Bruxelles, 03/09/2003 (Agence Europe) - Fervents partisans de l'adhésion de la Turquie à l'Union européenne, les Etats-Unis font publiquement pression pour que les dirigeants turcs travaillent davantage à la résolution de la question chypriote. Le coordinateur spécial des Etats-Unis pour Chypre, Thomas Weston, en visite à Bruxelles mercredi, l'a souligné devant quelques journalistes. "La Turquie devrait faire plus sur la question chypriote", juge l'émissaire américain, et en particulier faire preuve de la "volonté politique" demandée par Kofi Annan quant à son plan et à l'organisation d'un référendum. "Nous sommes de très fervents partisans, trop fervents selon certains en Europe, des aspirations européennes de la Turquie", a déclaré l'ambassadeur Weston, avant d'ajouter qu'il lui semble toutefois "très difficile" d'envisager que les négociations puissent commencer "sans qu'il y ait une solution à la question chypriote". Sur un plan "pratique", le représentant des Etats-Unis ne voit pas comment les négociations pourraient commencer, puisque l'on serait alors dans la situation où la Turquie "ne reconnaîtrait pas un des Etats membres". Par ailleurs, M.Weston juge que "tous les signes" montrent que la Turquie "avance vers les critères de Copenhague" (voir aussi la nouvelle de la page 9).

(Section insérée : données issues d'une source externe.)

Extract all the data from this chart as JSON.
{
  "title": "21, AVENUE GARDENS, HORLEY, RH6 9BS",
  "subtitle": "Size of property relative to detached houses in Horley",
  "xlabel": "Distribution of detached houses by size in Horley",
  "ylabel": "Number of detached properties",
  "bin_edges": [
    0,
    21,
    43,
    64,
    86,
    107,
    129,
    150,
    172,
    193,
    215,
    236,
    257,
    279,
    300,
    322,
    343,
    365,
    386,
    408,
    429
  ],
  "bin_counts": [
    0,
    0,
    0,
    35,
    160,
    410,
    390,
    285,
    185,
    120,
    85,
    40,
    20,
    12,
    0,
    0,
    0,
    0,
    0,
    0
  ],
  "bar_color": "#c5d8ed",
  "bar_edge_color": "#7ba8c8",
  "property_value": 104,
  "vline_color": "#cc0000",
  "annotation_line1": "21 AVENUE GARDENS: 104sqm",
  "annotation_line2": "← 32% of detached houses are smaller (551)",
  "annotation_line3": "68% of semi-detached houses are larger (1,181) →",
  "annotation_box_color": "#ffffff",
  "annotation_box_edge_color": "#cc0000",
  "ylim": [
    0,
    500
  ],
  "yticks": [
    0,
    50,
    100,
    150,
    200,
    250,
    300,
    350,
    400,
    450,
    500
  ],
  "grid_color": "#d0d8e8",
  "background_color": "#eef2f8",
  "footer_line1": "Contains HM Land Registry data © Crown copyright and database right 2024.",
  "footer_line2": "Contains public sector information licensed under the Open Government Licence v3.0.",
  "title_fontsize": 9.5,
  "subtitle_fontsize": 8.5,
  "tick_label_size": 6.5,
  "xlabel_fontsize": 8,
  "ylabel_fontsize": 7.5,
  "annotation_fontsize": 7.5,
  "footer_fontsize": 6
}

Thomas Weston s'est dit très satisfait de l'attitude de l'Union européenne sur la question chypriote. L'UE et les Etats-Unis jouissent sur la question chypriote "d'un degré de coopération inégalé" dans les relations transatlantiques, a-t-il déclaré. "Ce que nous attendons de l'UE", c'est justement "ce que l'UE fait", a-t-il ajouté.
Thomas Weston devrait rencontrer les leaders chypriotes grec et turc à New York en septembre, pour préparer sa visite à Chypre à la mi-octobre. Il estime qu'il "y a une chance" d'avoir un accord avant l'adhésion de la République chypriote à l'UE en mai 2004. L'émissaire américain souligne que les élections qui se dérouleront au nord de Chypre en décembre ont une importance certaine. "Je n'irais pas jusqu'à dire que c'est un référendum sur l'avenir, mais ça en est très près", a-t-il déclaré mercredi.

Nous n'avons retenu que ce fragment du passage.